Relative-belief inference in quantum information theory

TL;DR

This paper introduces a Bayesian relative belief framework for evaluating hypotheses in quantum systems, demonstrating its effectiveness in quantum state reconstruction and model certification using real experimental data.

Contribution

It develops a Bayesian relative belief approach for quantum hypothesis testing, model dimension certification, and state reconstruction, with practical applications to photon source quality assessment.

Findings

The method reliably tracks multiphoton emissions with lossy detectors.

It selects Hilbert space dimensions consistent with information criteria.

The approach can certify models and estimate quantum system dimensions.

Abstract

We introduce the framework of Bayesian relative belief that directly evaluates whether or not the experimental data at hand supports a given hypothesis regarding a quantum system by directly comparing the prior and posterior probabilities for the hypothesis.

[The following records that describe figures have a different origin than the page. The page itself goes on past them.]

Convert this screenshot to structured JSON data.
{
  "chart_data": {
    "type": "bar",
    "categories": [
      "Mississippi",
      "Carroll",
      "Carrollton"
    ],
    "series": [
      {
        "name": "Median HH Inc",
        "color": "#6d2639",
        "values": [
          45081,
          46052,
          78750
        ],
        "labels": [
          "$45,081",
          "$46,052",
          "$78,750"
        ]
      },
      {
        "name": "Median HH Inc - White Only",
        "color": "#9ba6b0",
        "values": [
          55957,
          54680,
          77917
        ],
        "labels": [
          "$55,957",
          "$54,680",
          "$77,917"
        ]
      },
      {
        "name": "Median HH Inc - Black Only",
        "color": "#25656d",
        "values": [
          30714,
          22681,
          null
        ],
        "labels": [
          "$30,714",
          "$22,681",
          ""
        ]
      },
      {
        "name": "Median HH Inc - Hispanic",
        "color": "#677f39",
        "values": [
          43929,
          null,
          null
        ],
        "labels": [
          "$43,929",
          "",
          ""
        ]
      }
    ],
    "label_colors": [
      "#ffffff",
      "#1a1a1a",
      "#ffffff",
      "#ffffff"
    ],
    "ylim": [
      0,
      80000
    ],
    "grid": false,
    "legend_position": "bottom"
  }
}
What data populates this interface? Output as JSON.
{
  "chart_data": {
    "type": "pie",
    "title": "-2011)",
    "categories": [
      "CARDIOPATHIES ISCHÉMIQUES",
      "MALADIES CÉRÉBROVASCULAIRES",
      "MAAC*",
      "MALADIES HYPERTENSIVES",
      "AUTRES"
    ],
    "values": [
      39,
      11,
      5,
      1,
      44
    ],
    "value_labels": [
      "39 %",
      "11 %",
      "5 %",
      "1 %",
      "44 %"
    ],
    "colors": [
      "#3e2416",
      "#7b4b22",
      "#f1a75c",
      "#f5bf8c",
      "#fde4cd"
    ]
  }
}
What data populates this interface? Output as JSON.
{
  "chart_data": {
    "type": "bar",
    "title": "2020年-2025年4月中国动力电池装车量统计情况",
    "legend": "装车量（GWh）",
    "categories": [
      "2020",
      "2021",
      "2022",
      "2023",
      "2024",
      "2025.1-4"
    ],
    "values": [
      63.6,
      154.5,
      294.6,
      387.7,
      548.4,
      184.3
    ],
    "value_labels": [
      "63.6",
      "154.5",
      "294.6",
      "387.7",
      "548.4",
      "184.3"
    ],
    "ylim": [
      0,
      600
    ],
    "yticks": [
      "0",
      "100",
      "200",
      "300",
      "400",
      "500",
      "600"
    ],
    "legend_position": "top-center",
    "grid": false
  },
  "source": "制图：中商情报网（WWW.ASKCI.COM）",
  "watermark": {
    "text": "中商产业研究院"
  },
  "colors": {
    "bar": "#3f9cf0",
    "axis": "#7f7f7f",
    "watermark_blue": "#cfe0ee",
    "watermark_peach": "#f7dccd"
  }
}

In model-dimension certification tasks, we show that the relative belief procedure typically chooses Hilbert spaces that are never smaller in dimension than those selected from optimizing a broad class of information criteria, including Akaike's criterion. As a concrete and focused exposition of this powerful evidence-based technique, we apply the relative belief procedure to an important application: state reconstruction of imperfect quantum sources. In particular, just by comparing prior and posterior probabilities based on data, we demonstrate its capability of tracking multiphoton emissions using (realistically lossy) single-photon detectors in order to assess the actual quality of photon sources without making ad hoc assumptions, thereby reliably safeguarding source integrity for general quantum-information and communication tasks with Bayesian reasoning. Finally, we discuss how relative belief can be exploited to carry out parametric model certification and estimate the total dimension of the quantum state for the combined (measured) physical and interacting external systems described by the Tavis--Cummings model.